My Lords, we have heard some passionate speeches today, but, truth be told, this infrastructure Bill is about much more mundane matters. It is all about rights for operators getting access to install fibre broadband in order to achieve faster broadband rollout, not vendors or their equipment, or indeed high-risk vendors or their equipment, so we on these Benches do not believe that this is the appropriate time or place to discuss these amendments. Quite apart from that, the amendment deals with 5G infrastructure content and leads to our strong view that this debate is not appropriate now but will be when the telecom security Bill comes forward.

I do not say this very often, but I agree with the Government’s view on this, as expressed by the letter of the noble Baroness, Lady Barran.

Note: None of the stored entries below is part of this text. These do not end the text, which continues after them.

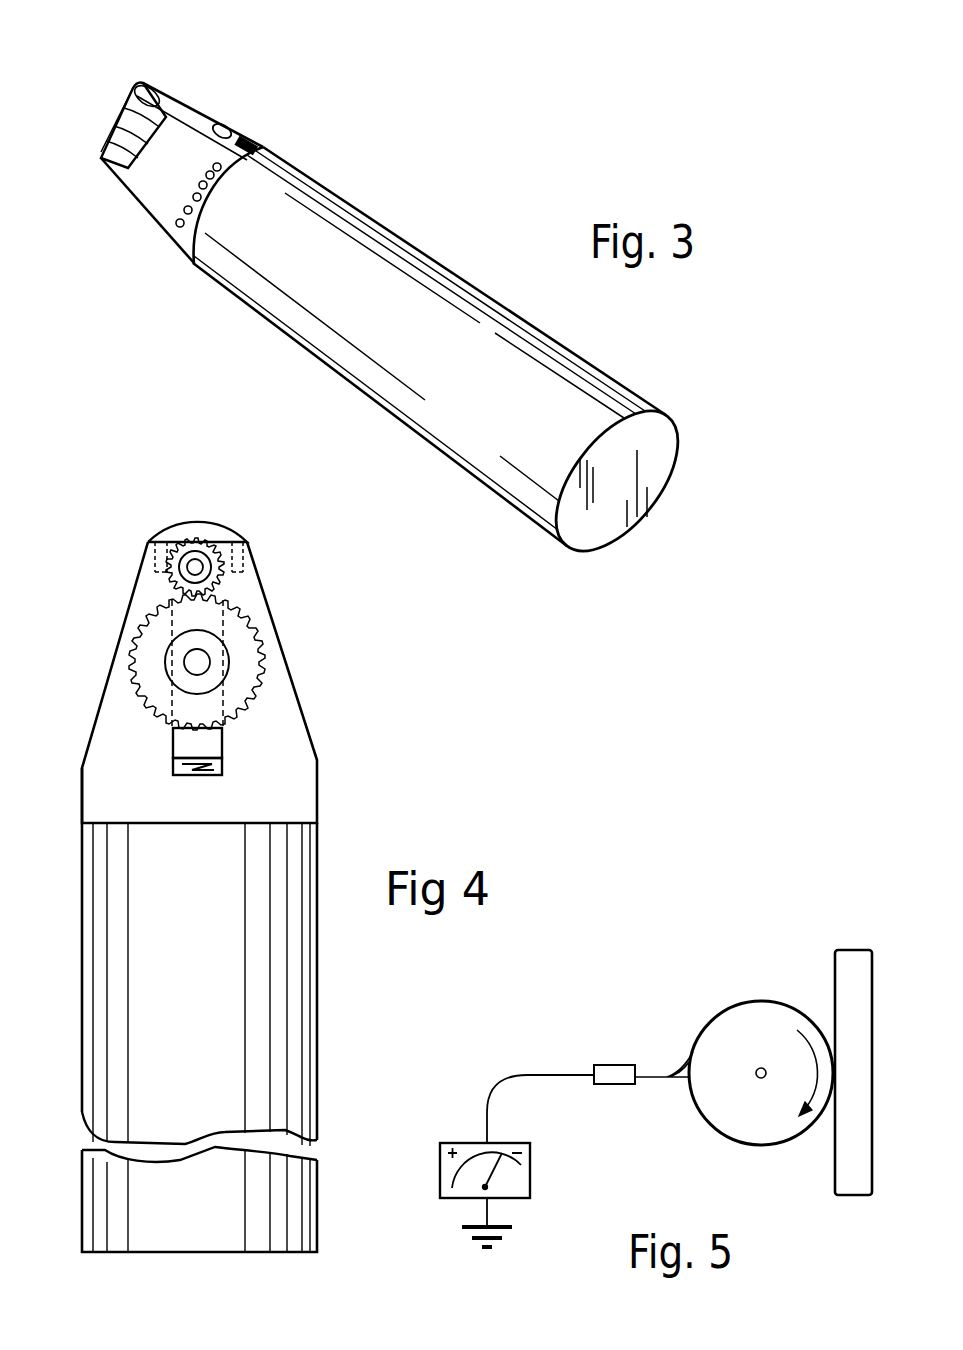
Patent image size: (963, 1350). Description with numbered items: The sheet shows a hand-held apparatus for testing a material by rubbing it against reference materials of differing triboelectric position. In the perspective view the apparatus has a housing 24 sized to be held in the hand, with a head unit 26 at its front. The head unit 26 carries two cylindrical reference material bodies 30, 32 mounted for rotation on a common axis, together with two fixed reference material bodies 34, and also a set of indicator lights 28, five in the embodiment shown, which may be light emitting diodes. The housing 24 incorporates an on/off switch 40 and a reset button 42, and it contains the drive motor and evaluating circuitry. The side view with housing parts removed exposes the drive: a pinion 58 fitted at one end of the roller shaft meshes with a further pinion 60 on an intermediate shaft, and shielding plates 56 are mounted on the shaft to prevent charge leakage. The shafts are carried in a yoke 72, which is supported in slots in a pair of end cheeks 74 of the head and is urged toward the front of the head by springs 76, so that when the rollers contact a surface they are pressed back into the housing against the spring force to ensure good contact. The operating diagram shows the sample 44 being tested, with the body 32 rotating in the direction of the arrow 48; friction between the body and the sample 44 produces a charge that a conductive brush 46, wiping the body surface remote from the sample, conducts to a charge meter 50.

In FIG. 3, the housing 24 is at (372, 238).
In FIG. 4, the housing 24 is at (290, 945).
In FIG. 3, the head unit 26 is at (203, 113).
In FIG. 4, the head unit 26 is at (283, 712).
In FIG. 3, the indicator lights 28 is at (181, 229).
In FIG. 3, the cylindrical reference material body 30 is at (101, 142).
In FIG. 3, the cylindrical reference material body 32 is at (127, 108).
In FIG. 5, the cylindrical reference material body 32 is at (737, 1010).
In FIG. 3, the fixed reference material bodies 34 is at (153, 82).
In FIG. 4, the fixed reference material bodies 34 is at (203, 527).
In FIG. 3, the on/off switch 40 is at (252, 142).
In FIG. 3, the reset button 42 is at (224, 126).
In FIG. 5, the sample 44 is at (847, 957).
In FIG. 5, the conductive brush 46 is at (680, 1068).
In FIG. 5, the arrow 48 is at (813, 1080).
In FIG. 5, the charge meter 50 is at (527, 1162).
In FIG. 3, the shielding plates 56 is at (113, 112).
In FIG. 4, the pinion 58 is at (168, 572).
In FIG. 4, the further pinion 60 is at (240, 643).
In FIG. 4, the yoke 72 is at (208, 742).
In FIG. 4, the end cheeks 74 is at (107, 770).
In FIG. 4, the springs 76 is at (223, 767).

That will be the right peg for the noble Baroness’s amendments, and we should debate the substance then. For that reason, I am not going to engage with the substance of many of the statements made by the noble Baroness, Lady Falkner, in moving these amendments or indeed those of the noble Lord, Lord Alton.

The background is that, despite earlier speculation, as the noble Baroness, Lady Morgan, said, after some considerable consideration the Government made their Statement in January 2020 and said that Huawei would continue to play a limited role in delivering the 5G rollout. As she said, that decision took into account analysis and insight from several security bodies and experts in the UK, including GCHQ and the National Cyber Security Centre, and she explained the reasoning very clearly.

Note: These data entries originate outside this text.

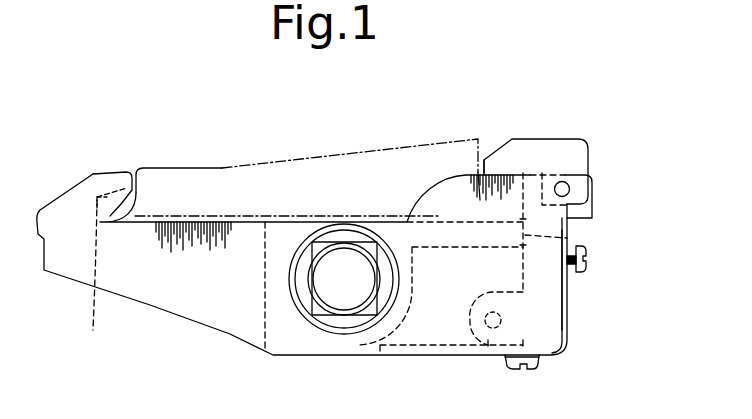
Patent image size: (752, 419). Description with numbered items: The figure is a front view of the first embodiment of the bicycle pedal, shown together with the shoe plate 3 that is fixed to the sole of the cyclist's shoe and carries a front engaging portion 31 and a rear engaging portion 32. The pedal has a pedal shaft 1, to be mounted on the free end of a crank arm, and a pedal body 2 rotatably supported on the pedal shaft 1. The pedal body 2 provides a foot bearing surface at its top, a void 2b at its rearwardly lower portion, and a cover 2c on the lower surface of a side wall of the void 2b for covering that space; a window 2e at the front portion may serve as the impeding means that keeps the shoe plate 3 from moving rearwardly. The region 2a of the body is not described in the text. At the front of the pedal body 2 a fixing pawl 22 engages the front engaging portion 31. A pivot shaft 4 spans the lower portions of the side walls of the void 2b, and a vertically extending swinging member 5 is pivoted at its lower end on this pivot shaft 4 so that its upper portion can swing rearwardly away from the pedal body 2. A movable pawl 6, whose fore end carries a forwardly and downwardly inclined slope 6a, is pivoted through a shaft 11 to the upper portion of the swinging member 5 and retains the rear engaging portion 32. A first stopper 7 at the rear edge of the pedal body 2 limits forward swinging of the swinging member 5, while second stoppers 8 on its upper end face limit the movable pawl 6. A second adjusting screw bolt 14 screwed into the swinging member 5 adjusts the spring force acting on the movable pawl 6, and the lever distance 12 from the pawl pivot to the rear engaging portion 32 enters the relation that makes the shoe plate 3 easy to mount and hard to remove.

The pedal shaft 1 is at (340, 298).
The pedal body 2 is at (382, 217).
The body upper block 2a is at (181, 225).
The void 2b is at (450, 325).
The cover 2c is at (430, 345).
The window 2e is at (91, 279).
The shoe plate 3 is at (296, 168).
The pivot shaft 4 is at (490, 348).
The swinging member 5 is at (567, 290).
The movable pawl 6 is at (578, 137).
The slope 6a is at (493, 167).
The first stopper 7 is at (567, 238).
The second stoppers 8 is at (530, 174).
The shaft 11 is at (571, 189).
The distance 12 is at (530, 368).
The second adjusting screw bolt 14 is at (586, 270).
The fixing pawl 22 is at (120, 175).
The front engaging portion 31 is at (98, 195).
The rear engaging portion 32 is at (480, 200).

On these amendments specifically, there is of course a problem in the operators being given the right to install equipment from high-risk vendors now but ahead of a deadline set in future. Will that fibre have to be removed? What level of use by a telecoms operator and Huawei is sufficient—that its network supports connections from Huawei phones, or that it uses Huawei equipment in its 5G network but not in its fibre installation? What about a company that installs fibre under this legislation but then sells the infrastructure to another company? Why should operators be forced to develop plans to remove high-risk vendors on the advice of the NCSC when that advice is that the risk can be accepted up to a 35% network cap? Do companies now have to submit plans to reach 0% but without any expectation of that actually being implemented?

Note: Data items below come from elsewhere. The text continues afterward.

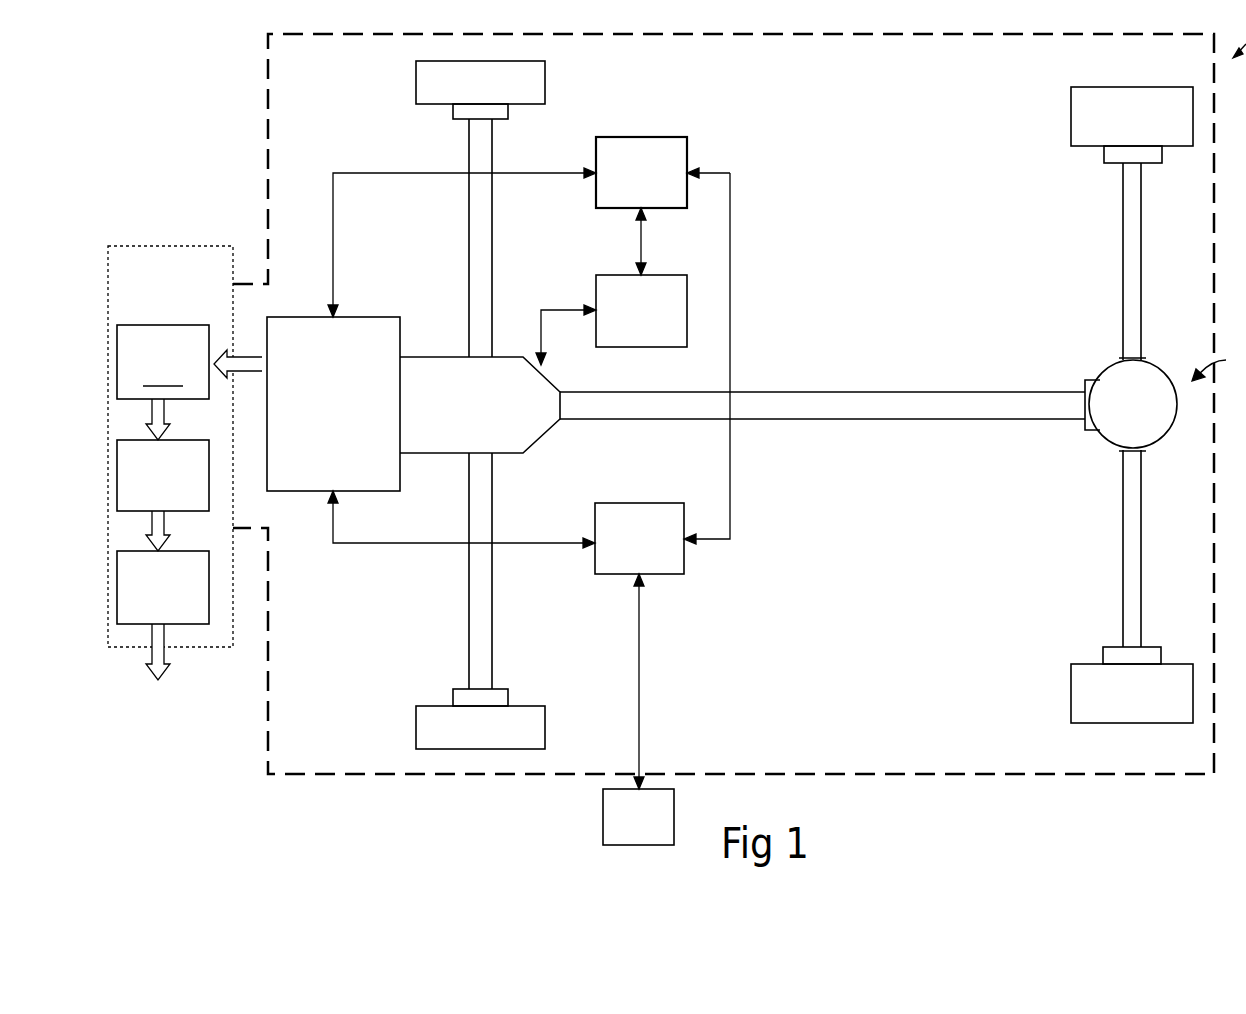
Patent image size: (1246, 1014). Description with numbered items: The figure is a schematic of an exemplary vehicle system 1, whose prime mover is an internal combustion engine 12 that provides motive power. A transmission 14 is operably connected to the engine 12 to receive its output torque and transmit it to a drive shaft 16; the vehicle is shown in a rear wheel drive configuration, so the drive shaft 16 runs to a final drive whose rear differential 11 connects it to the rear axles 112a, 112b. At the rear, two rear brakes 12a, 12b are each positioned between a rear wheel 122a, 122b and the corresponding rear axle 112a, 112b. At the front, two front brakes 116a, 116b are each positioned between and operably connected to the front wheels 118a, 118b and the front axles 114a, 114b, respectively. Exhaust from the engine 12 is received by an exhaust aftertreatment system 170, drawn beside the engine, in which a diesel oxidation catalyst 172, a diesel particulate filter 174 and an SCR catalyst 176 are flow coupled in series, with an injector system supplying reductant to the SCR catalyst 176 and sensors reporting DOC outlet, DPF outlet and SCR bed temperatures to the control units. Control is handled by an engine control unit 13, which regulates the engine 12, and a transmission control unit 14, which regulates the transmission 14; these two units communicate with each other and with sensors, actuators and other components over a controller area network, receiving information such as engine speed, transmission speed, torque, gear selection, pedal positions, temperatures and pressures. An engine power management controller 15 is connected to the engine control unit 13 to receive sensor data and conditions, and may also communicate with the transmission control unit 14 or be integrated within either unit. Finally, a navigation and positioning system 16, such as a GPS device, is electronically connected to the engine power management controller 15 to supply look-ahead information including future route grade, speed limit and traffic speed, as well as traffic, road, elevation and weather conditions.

The vehicle system 1 is at (1217, 364).
The rear differential 11 is at (1099, 433).
The internal combustion engine 12 is at (343, 411).
The rear brake 12a is at (1104, 160).
The rear brake 12b is at (1103, 652).
The engine control unit 13 is at (675, 138).
The transmission / transmission control unit 14 is at (489, 411).
The engine power management controller 15 is at (673, 503).
The navigation and positioning system / drive shaft 16 is at (832, 391).
The rear axle 112a is at (1123, 270).
The rear axle 112b is at (1123, 600).
The front axle 114a is at (469, 216).
The front axle 114b is at (469, 621).
The front brake 116a is at (453, 116).
The front brake 116b is at (453, 690).
The front wheel 118a is at (416, 78).
The front wheel 118b is at (416, 718).
The rear wheel 122a is at (1071, 117).
The rear wheel 122b is at (1071, 692).
The exhaust aftertreatment system 170 is at (185, 463).
The diesel oxidation catalyst 172 is at (163, 362).
The diesel particulate filter 174 is at (163, 475).
The SCR catalyst 176 is at (163, 587).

All this adds up to enormous uncertainty just at the point when we need the maximum rollout of fibre and 5G. That is why the Government are right in their approach—as I said, I do not say that very often—when they say that the issue of wayleads in the Bill should be kept separate from security considerations that will be covered by the telecoms security Bill.

For the information of the House, I do not underestimate the substantive arguments. I considered these matters very carefully myself some 10 years ago. I was a member of Huawei’s international advisory board, but I think that gives me a useful insight into these matters rather than any conflict in the current circumstances. I hope we can debate all these issues at a future date, but not in this Bill.